- Context: A SaaS platform with 1.2 million login events showed steady sign-ups, but the "Daily Habit" (retention) of users was fluctuating.
- The Task: Build a diagnostic tool to determine if users were leaving due to behavioral shifts or technical bottlenecks.
- The Goal: Connect technical performance (Error Rates) to user engagement (Stickiness) and identify the specific segments facing friction.
To handle the high volume of logs without lag, I focused on a clean data model.
- Action: Generated a 1.2M row synthetic dataset using Python to simulate real-world system logs.
- The Model: Implemented a Star Schema in Power BI to allow fast filtering across Regions, Devices, and Subscription types.
- Metric Logic: Built a "Golden Triangle" of KPIs: Reach (MAU), Habit (DAU), and Quality (Error Rate).

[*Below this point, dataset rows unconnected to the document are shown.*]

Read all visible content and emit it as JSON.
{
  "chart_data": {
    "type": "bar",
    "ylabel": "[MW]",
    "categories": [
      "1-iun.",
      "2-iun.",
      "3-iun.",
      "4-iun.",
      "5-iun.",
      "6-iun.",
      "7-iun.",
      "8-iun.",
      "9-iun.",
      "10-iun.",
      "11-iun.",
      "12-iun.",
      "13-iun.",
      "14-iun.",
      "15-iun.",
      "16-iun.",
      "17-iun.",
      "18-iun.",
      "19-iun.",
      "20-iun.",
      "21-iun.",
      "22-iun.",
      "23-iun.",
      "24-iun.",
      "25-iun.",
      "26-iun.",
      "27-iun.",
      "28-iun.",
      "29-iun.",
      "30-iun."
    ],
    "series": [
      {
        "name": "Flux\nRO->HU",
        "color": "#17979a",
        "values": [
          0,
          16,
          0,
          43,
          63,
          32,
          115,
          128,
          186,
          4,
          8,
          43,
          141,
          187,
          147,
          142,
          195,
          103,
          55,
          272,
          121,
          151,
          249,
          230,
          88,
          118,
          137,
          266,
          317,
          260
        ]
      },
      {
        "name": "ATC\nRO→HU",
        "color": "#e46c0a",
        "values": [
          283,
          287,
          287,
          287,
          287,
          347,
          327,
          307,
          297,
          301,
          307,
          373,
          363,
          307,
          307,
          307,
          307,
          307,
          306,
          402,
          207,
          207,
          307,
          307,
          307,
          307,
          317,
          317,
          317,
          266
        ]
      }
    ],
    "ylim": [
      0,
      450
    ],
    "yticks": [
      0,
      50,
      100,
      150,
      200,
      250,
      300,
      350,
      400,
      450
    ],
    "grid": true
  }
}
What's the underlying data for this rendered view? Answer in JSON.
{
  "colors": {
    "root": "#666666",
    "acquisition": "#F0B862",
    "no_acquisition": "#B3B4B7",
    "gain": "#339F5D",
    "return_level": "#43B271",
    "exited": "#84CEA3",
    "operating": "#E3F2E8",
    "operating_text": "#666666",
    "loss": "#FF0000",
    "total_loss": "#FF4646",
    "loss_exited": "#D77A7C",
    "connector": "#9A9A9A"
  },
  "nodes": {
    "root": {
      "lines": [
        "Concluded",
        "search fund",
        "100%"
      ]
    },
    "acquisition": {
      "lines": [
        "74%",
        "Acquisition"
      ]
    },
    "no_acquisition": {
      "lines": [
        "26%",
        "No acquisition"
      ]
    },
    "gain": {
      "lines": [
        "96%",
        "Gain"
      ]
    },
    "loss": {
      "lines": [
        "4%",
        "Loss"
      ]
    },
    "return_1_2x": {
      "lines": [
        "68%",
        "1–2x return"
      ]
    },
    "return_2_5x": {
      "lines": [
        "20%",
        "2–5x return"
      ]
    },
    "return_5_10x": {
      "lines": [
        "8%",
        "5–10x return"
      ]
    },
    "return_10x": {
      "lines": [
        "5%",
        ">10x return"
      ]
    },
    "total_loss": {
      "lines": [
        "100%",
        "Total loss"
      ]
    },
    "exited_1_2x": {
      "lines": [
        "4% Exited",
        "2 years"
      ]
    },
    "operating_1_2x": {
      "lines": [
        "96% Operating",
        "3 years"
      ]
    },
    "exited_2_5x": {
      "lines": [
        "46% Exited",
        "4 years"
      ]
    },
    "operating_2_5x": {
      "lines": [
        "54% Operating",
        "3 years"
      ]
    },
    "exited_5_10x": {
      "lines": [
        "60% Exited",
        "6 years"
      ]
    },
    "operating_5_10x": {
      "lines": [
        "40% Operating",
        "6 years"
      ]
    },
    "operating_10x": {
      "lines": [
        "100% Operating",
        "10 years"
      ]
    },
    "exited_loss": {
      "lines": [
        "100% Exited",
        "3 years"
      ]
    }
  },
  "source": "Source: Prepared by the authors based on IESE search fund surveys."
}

I developed custom measures to calculate "User Health" and isolate errors across 1.2 million rows.
- Stickiness Check: Used the ratio of Daily to Monthly users to measure habit formation, resulting in a 19.69% score.
- The Heatmap: Built an Error Troubleshooting Matrix to cross-reference every device and subscription tier.
- Impact Tracking: Created a measure to count Impacted Users to quantify the human cost of technical errors.
- Root Cause Analysis: Discovered a global 12.06% Error Rate, which acts as a ceiling preventing higher user stickiness.
- Finding: Pinpointed North America as the primary hotspot, representing 39.89% (6K) of all impacted users.
- Segment Isolation: Identified that Enterprise users on Tablets were facing the highest error share at 11.57%.
- The Result: Delivered a real-time troubleshooting template that reduced "Time-to-Discovery" from manual log review to interactive filtering dashboard.